For rally fans, but also for all those who have barely heard of rallying, the era of the Group B cars of the mid-1980s is perhaps the most exciting page in the history of this motor racing discipline.
We are talking about a lot, perhaps too much, power concentrated in lightweight prototypes vaguely resembling production cars and with technical solutions often pushed to the extreme, which soon showed the disturbing limits of safety.
What not everybody knows is that Group B could have been an even more demanding evolution for the development capabilities of the teams, in the so-called Group S. It was due to debut in 1987, but was blocked, like Group B itself, by the rule change that followed a series of dramatic accidents that convinced the FIA to focus more on safety and promote the less powerful, series-derived Gr. A cars.
Lancia's ambitions
Well, among the Group S cars that never came into being was the car that was to take the place of the Lancia Delta S4 in 1987. It was born in 1986 as the ECV and remained there, at the prototype stage.
Among its secrets, in addition to its composite structure, the ECV featured a new and very powerful engine with a special supercharging technology, called Triflux, which allowed a power delivery never seen before.

1986 Lancia ECV prototype
The secrets of the Triflux
The Triflux design was the work of engineer Claudio Lombardi, engine and technical manager of the Lancia team Martini, who in fact anticipated the sequential turbocharging prototype, developed more than 20 years later for the most powerful turbodiesel engines.
The basis was the same unit as in the S4, a 1.8 four-cylinder (1,759 cm3) already equipped with twin turbocharging, i.e. a KKK K-27 turbocharger with 2.5 bar pressure for the mid-high revs and a Volumex R18 volumetric compressor, active from 1,500 rpm, assisted by a twin air intercooler. In the S4 it exceeded 600 bhp.

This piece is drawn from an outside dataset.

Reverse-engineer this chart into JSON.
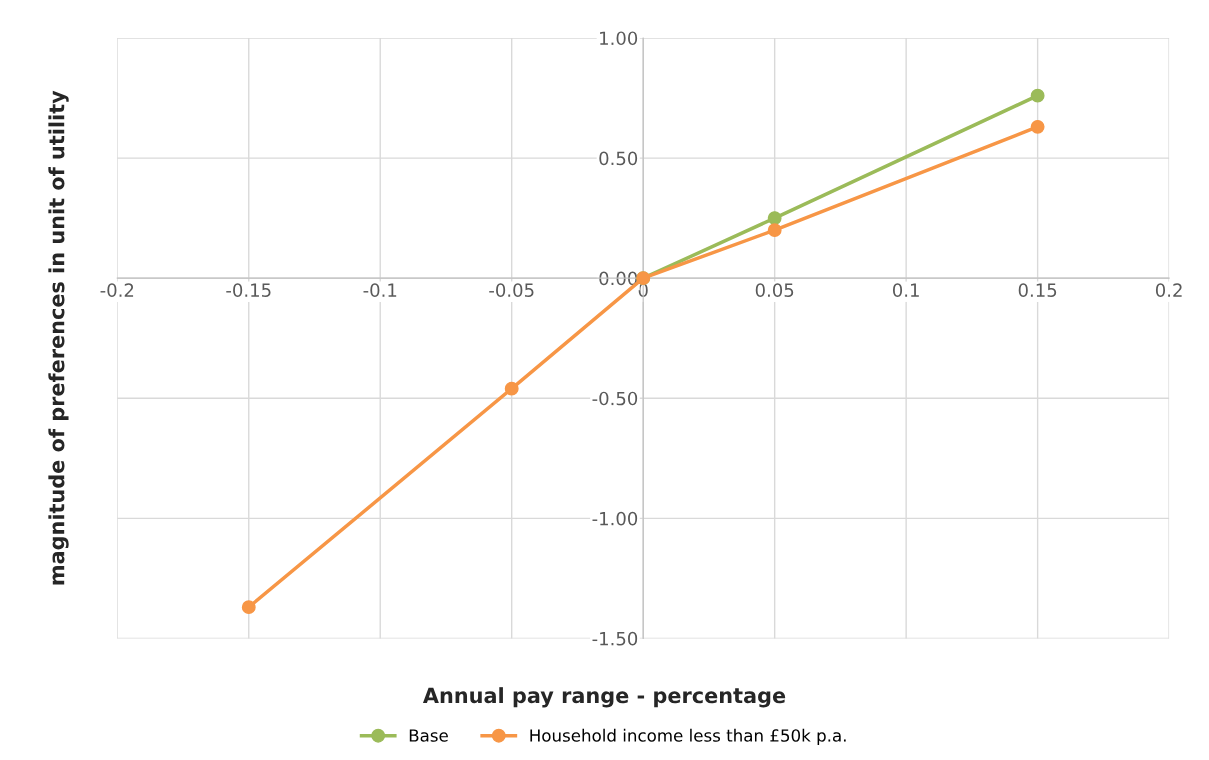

The engine and intercoolers of the Lancia Delta S4 Stradale
However, Lombardi replaced the volumetric compressor with a second turbocharger: in fact, the belt-driven compressor absorbed more mechanical energy, while the exhaust gas ones did not have this problem. Moreover, Lombardi considered it more efficient to use two smaller turbines rather than simply adopting a larger one, but with more inertia and therefore with delays at the bottom of the rev counter.
As with the modern two-stage turbochargers that came later, the system worked by directing the exhaust flow initially to one turbine, so that it was ready at low revs, and then, from 5,000 rpm onwards, splitting it so that both worked in parallel to achieve maximum power. Hence the name Triflux, indicating precisely the presence of two separate flows for the exhaust gases, plus one for the intake air.


Triflux schematic
That was not all. In order to fit the two turbos, the four-valve-per-cylinder, cylinder head was redesigned according to a cross-flow scheme: this meant that both the intake and exhaust valves of the cylinders were not arranged on the same side, but alternately.
This allowed the engine to have a homogeneous temperature, a more even expansion of the materials and allowed for increased compression and turbo pressure, as well as generating favourable turbulence in the combustion chambers.

The 1.8 Triflux engine of the Lancia ECV
The Triflux engine was capable of generating power ranging, depending on the settings, from 600 bhp to around 800 bhp and even a little more, but above all it had a great willingness to deliver that power. So brutal was it that it impressed the very drivers who tested the prototype and who, years later, agreed that a vehicle with such acceleration was extremely dangerous on tracks, circuits or on the road itself.